O trecho entre o Farol e o Cristo da Barra foi tomado por uma descarga de aparência poluída, formando lodo na faixa de areia e reduzindo o movimento no local. Frequentadores relatam prejuízos e apontam a repetição do problema sem solução efetiva.
Procurada, a Embasa afirmou que a tubulação observada seria uma saída da rede de drenagem pluvial da prefeitura, usada para escoamento de água da chuva, e destacou que a fiscalização de lançamentos clandestinos de esgoto cabe ao município.
Já a Secretaria Municipal de Manutenção (Seman) reconheceu que a coloração escura “não é normal de água de chuva”, informou que realizaria vistoria e citou parecer da Agersa segundo o qual caberia à Embasa identificar irregularidades e garantir o tratamento adequado dos efluentes.

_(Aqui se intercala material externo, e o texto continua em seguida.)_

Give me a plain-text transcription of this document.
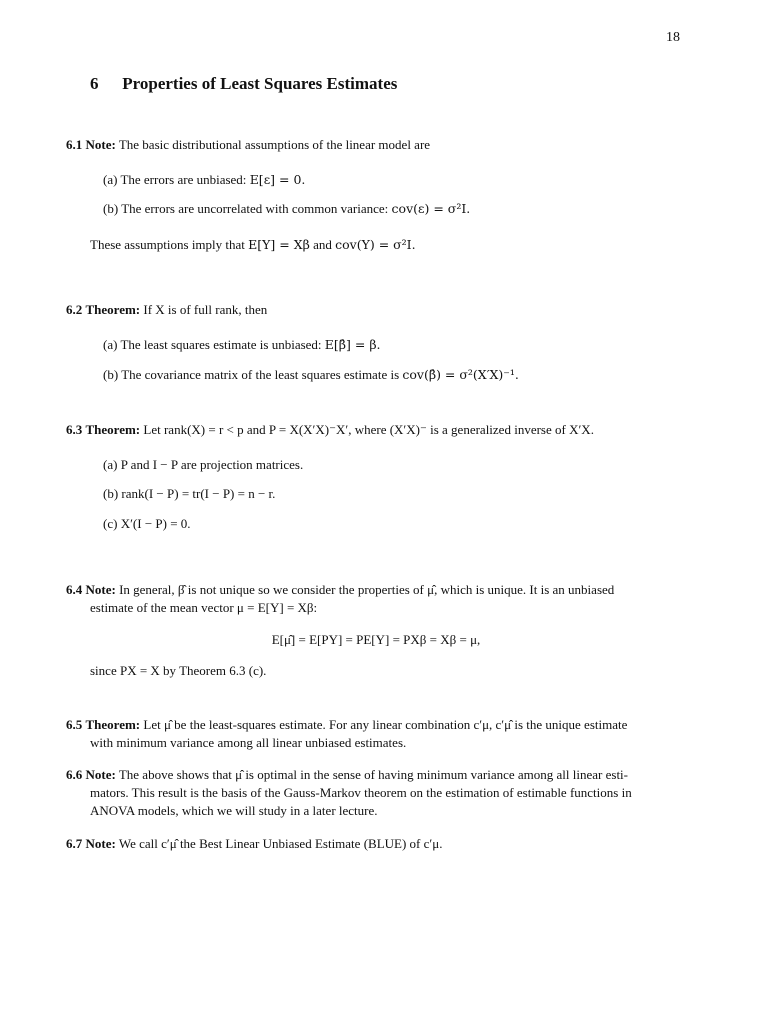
18
6 Properties of Least Squares Estimates
6.1 Note: The basic distributional assumptions of the linear model are
(a) The errors are unbiased: E[ε] = 0.
(b) The errors are uncorrelated with common variance: cov(ε) = σ²I.
These assumptions imply that E[Y] = Xβ and cov(Y) = σ²I.
6.2 Theorem: If X is of full rank, then
(a) The least squares estimate is unbiased: E[β̂] = β.
(b) The covariance matrix of the least squares estimate is cov(β̂) = σ²(X′X)⁻¹.
6.3 Theorem: Let rank(X) = r < p and P = X(X′X)⁻X′, where (X′X)⁻ is a generalized inverse of X′X.
(a) P and I − P are projection matrices.
(b) rank(I − P) = tr(I − P) = n − r.
(c) X′(I − P) = 0.
6.4 Note: In general, β̂ is not unique so we consider the properties of μ̂, which is unique. It is an unbiased
estimate of the mean vector μ = E[Y] = Xβ:
E[μ̂] = E[PY] = PE[Y] = PXβ = Xβ = μ,
since PX = X by Theorem 6.3 (c).
6.5 Theorem: Let μ̂ be the least-squares estimate. For any linear combination c′μ, c′μ̂ is the unique estimate
with minimum variance among all linear unbiased estimates.
6.6 Note: The above shows that μ̂ is optimal in the sense of having minimum variance among all linear esti-
mators. This result is the basis of the Gauss-Markov theorem on the estimation of estimable functions in
ANOVA models, which we will study in a later lecture.
6.7 Note: We call c′μ̂ the Best Linear Unbiased Estimate (BLUE) of c′μ.
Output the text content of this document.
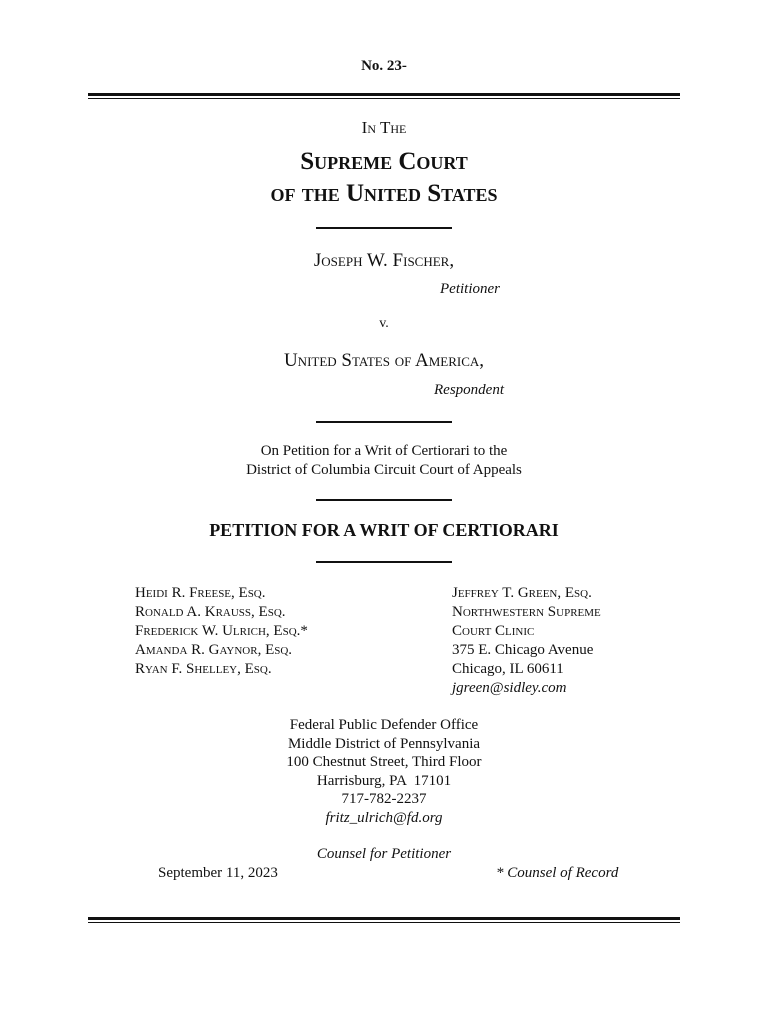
No. 23-
In The
Supreme Court
of the United States
Joseph W. Fischer,
Petitioner
v.
United States of America,
Respondent
On Petition for a Writ of Certiorari to the
District of Columbia Circuit Court of Appeals
PETITION FOR A WRIT OF CERTIORARI
Heidi R. Freese, Esq.
Ronald A. Krauss, Esq.
Frederick W. Ulrich, Esq.*
Amanda R. Gaynor, Esq.
Ryan F. Shelley, Esq.
Jeffrey T. Green, Esq.
Northwestern Supreme
Court Clinic
375 E. Chicago Avenue
Chicago, IL 60611
jgreen@sidley.com
Federal Public Defender Office
Middle District of Pennsylvania
100 Chestnut Street, Third Floor
Harrisburg, PA  17101
717-782-2237
fritz_ulrich@fd.org
Counsel for Petitioner
September 11, 2023	* Counsel of Record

Na prática, o caso evidencia um impasse entre os órgãos, com troca de responsabilidades e ausência de solução imediata para um problema que se repete. Enquanto isso, os impactos seguem atingindo moradores, turistas e comerciantes.
Especialistas apontam que a situação reflete falhas estruturais no sistema urbano. “As responsabilidades se complementam entre município, estado e União. Quando um elo dessa cadeia não funciona, compromete todo o sistema”, afirma o oceanógrafo José Rodrigues.
Ele alerta que os danos vão além do aspecto visual e afetam diretamente o meio ambiente. “Quando esse tipo de descarga ocorre de forma recorrente, há comprometimento da qualidade da água e danos ao ecossistema marinho, que perde capacidade de se recuperar e de sustentar as atividades que dependem dele”, afirma.
O problema já havia sido denunciado anteriormente, inclusive em dezembro de 2025, e voltou a ocorrer menos de cinco meses depois, com maior intensidade, deixando a praia praticamente vazia após os episódios de chuva.